Mais si des barrières existent dans les coming out auprès des familles c’est aussi et surtout du fait d’un manque d’information et de visibilité. Nous en revenons donc toujours aux mêmes combats.

Comment faire son coming out alors lorsque celui-ci semble si compliqué ?
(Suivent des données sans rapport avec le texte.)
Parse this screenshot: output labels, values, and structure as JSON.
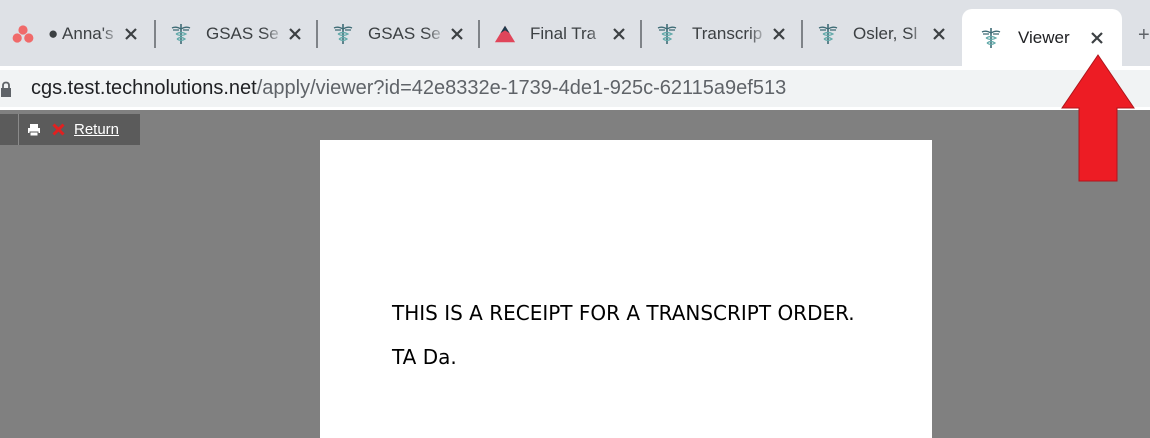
{
  "tabs": [
    {
      "title": "● Anna's",
      "icon": "asana-icon",
      "active": false
    },
    {
      "title": "GSAS Se",
      "icon": "caduceus-icon",
      "active": false
    },
    {
      "title": "GSAS Se",
      "icon": "caduceus-icon",
      "active": false
    },
    {
      "title": "Final Tra",
      "icon": "triangle-icon",
      "active": false
    },
    {
      "title": "Transcrip",
      "icon": "caduceus-icon",
      "active": false
    },
    {
      "title": "Osler, Sl",
      "icon": "caduceus-icon",
      "active": false
    },
    {
      "title": "Viewer",
      "icon": "caduceus-icon",
      "active": true
    }
  ],
  "address_bar": {
    "host": "cgs.test.technolutions.net",
    "path": "/apply/viewer?id=42e8332e-1739-4de1-925c-62115a9ef513"
  },
  "viewer_toolbar": {
    "return_label": "Return"
  },
  "document": {
    "line1": "THIS IS A RECEIPT FOR A TRANSCRIPT ORDER.",
    "line2": "TA Da."
  },
  "colors": {
    "annotation_arrow": "#ed1c24",
    "tabstrip_bg": "#dee1e6",
    "viewer_bg": "#808080"
  }
}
Voici des « conseils » légers de la part de votre chroniqueur qui a un pied dans le placard et un pied en dehors !
– Le coming out en frontal peut être vraiment dur. Si c’est l’occasion pour les plus « courageux » (je mets de gros guillemets car quoi qu’il arrive faire son coming out est courageux, mais ne pas le faire l’est aussi) d’arracher un pansement d’une traite pour ne pas avoir mal, cela peut aussi représenter un obstacle insurmontable. Beaucoup d’entre nous ne s’imaginent pas simplement dire « je suis asexuel-le ». Parfois les sous-entendus sont une manière bien plus simple d’initier le débat : « du sexe ? hmm je préfère les gâteaux », « la meilleure chose du monde ? je ne dirais vraiment pas ça ! ». Ou encore :

Illustration : Flore Balthazar
Illustration : Flore Balthazar

– Parfois le coming out en face à face est juste trop complexe pour être réalisé, notamment pour les personnes introverties ou souffrant de phobie sociale. Un coming out n’a pas nécessairement à être réalisé en direct. Si c’est souvent l’image qu’on en a : réunir tout le monde, dire ce qu’on a à dire et déboucher le champagne, c’est en fait rarement ainsi que ça se produit. Aujourd’hui, les réseaux sociaux nous permettent de faire passer plein de messages sans avoir à les énoncer directement. Vous pouvez partager des articles sur le sujet et dire que vous vous y reconnaissez, vous seriez surpris de voir le nombre d’ami-es qui vous liront et vous soutiendront, notamment en ayant accès directement à des ressources explicatives. Vous pouvez aussi choisir le mail en y joignant des liens vers des articles informatifs. Souvent malheureusement, les réactions néfastes sont dues à l’absence de connaissances sur le sujet…
– Enfin, il arrive que vous soyez nié-es en raison de votre orientation romantique. Je vous offre une petite technique que je trouve cool mais qui peut vous sembler totalement loufoque : dites-le avec un poney ! Portez haut et fort les couleurs de votre orientation sexuelle et de votre orientation romantique et expliquez tout simplement « j’ai le droit d’aimer les femmes et les hommes, et donc d’être bi, mais de n’avoir envie de sexe avec personne ! ». Ce n’est pas parce que vous êtes ace que vous faîtes vœu de célibat !

Pour finir, et même si la semaine prochaine vous aurez accès à un article entièrement sur le sujet, voici quelques conseils aux non-ace qui se trouveront face à un coming out :
– N’en faites pas une montagne : inutile de vous outrer ou de monter sur vos grands chevaux. C’est juste une orientation sexuelle. Chacun-e fait ce qu’iel veut de son temps libre et cela n’a pas à être validé ou régulé par vous.
– Mais ne vous en fichez pas non plus : un coming out est un moment important pour la personne qui le fait. Le noter et remercier cette personne de la confiance qu’elle vous accorde est la moindre des politesses. Vous pouvez aussi dire à cette personne à quel point elle est courageuse, non pas d’être ce qu’elle est, car c’est condescendant, mais de vous l’avoir dit, car c’est parfois difficile.
– Montrez-vous digne de confiance : un coming out es
t un secret, vous ne devez pas le divulguer à d’autres personnes.
– Ne soyez pas trop exigeant-e : si une personne vous fait confiance, ça ne veut pas dire pour autant qu’elle va vous éduquer ! Ce n’est pas parce que quelqu’un-e fait son CO qu’iel donne son autorisation pour lui poser 50 questions. Si vous voulez en savoir plus, à vous de faire des recherches, cela fera très certainement plaisir à votre proche de voir que vous vous intéressez à ellui.